L’aire urbaine de Lyon s’est étendue dans les années 2000 et englobe désormais celle de Villefranche-sur-Saône. Aujourd’hui, près de 164 000 habitants du Beaujolais, soit 78 % de la population, en font partie. L’influence de la métropole lyonnaise a gagné 61 communes depuis 1999. Ces communes rassemblent 102 000 habitants, soit près de la moitié de la population actuelle du territoire.

De 2006 à 2011, la population du Beaujolais s’est accrue de 12 000 habitants, à un rythme de + 1,2 % par an, similaire à celui de la zone de référence.
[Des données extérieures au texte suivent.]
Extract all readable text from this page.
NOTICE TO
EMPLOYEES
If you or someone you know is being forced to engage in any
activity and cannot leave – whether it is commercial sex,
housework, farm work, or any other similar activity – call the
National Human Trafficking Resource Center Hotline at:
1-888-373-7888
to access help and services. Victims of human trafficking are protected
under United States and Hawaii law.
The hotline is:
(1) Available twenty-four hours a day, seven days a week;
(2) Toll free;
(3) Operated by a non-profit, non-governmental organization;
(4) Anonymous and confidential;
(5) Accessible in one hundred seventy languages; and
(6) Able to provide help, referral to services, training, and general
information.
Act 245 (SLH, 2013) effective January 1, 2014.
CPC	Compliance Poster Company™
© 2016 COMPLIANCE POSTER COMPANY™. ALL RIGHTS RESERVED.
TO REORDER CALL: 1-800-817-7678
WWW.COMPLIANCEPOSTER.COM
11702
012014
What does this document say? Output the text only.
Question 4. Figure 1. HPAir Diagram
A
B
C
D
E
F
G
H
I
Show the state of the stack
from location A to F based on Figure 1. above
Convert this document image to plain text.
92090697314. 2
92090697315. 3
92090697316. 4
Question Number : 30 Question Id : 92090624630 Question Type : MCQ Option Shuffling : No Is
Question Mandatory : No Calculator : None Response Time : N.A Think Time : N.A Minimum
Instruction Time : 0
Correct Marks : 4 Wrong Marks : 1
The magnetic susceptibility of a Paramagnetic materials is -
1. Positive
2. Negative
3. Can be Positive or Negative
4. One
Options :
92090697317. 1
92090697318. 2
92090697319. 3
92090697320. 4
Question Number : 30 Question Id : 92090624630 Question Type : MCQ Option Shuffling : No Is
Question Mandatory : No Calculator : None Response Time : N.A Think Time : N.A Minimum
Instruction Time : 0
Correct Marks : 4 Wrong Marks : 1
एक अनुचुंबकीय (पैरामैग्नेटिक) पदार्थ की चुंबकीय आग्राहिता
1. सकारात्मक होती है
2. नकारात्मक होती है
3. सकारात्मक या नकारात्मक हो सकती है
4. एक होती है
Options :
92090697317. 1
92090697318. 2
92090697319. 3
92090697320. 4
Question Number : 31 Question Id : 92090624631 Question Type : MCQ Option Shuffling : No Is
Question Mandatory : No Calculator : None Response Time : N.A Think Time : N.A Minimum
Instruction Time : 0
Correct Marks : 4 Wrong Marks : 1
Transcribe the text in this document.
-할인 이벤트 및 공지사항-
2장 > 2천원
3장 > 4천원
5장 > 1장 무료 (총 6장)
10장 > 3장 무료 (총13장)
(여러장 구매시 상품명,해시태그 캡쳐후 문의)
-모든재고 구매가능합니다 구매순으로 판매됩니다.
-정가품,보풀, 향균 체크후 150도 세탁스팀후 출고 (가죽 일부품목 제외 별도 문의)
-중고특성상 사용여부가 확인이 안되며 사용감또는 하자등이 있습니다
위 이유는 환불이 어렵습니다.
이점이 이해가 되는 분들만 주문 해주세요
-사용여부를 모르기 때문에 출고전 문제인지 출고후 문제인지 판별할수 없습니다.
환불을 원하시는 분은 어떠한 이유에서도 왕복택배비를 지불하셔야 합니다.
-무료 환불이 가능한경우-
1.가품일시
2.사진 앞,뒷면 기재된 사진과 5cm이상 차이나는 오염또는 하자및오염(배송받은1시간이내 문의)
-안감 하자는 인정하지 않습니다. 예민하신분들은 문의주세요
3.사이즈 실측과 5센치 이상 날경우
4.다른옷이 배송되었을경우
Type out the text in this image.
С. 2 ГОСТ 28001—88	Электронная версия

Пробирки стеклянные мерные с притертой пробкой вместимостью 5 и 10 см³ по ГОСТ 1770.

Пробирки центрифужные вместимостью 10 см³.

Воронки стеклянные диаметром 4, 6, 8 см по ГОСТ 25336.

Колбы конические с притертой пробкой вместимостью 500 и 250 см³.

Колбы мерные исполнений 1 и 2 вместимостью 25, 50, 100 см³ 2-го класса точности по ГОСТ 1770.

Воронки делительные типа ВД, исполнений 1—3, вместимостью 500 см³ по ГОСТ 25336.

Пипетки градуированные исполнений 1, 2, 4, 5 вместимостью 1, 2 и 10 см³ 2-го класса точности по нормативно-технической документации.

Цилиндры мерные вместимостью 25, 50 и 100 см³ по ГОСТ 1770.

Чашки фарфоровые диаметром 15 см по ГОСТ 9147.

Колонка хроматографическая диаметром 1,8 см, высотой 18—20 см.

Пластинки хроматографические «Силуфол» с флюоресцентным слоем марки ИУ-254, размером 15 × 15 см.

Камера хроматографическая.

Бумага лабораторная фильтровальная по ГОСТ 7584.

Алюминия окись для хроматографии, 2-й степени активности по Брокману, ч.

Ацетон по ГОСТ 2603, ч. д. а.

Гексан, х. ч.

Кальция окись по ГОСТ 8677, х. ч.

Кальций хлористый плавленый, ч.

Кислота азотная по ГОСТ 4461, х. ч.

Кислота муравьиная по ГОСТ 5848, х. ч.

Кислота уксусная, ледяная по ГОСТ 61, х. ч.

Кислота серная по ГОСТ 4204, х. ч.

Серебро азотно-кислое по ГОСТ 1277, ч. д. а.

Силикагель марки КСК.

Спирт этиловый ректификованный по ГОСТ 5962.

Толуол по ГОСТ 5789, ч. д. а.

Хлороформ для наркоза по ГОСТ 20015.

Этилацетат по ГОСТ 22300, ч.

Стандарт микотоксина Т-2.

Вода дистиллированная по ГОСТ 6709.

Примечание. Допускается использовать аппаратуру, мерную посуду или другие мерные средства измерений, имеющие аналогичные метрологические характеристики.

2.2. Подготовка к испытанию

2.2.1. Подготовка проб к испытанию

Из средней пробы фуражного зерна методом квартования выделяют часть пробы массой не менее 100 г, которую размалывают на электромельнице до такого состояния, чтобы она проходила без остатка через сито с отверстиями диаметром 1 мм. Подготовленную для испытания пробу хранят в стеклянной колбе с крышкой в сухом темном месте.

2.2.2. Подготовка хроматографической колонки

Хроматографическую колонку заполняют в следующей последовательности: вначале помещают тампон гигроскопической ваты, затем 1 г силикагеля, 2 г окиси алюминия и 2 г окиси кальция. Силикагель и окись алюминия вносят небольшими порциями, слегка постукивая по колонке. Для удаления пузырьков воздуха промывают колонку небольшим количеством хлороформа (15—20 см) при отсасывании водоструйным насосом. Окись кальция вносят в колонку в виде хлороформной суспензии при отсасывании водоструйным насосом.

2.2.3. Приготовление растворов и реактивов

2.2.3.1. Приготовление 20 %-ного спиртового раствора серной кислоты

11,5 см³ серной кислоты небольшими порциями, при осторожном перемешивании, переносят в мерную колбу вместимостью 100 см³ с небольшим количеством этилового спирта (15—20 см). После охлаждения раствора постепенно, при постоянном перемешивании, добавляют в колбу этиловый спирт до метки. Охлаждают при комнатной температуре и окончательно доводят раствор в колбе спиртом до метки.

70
L’excédent naturel élevé (+ 0,6 % par an contre + 0,4 %) reflète le rajeunissement de la population et compense une attractivité au titre des entrées-sorties moins forte (solde migratoire annuel de + 0,6 % contre + 0,8 % pour la zone de référence). Le nombre annuel moyen de naissances (2 800) s’est ainsi accru de + 11 % sur la période 2006-2011 par rapport à celle de 1999-2006. Dans le même temps, le nombre annuel de décès a diminué de - 4 %.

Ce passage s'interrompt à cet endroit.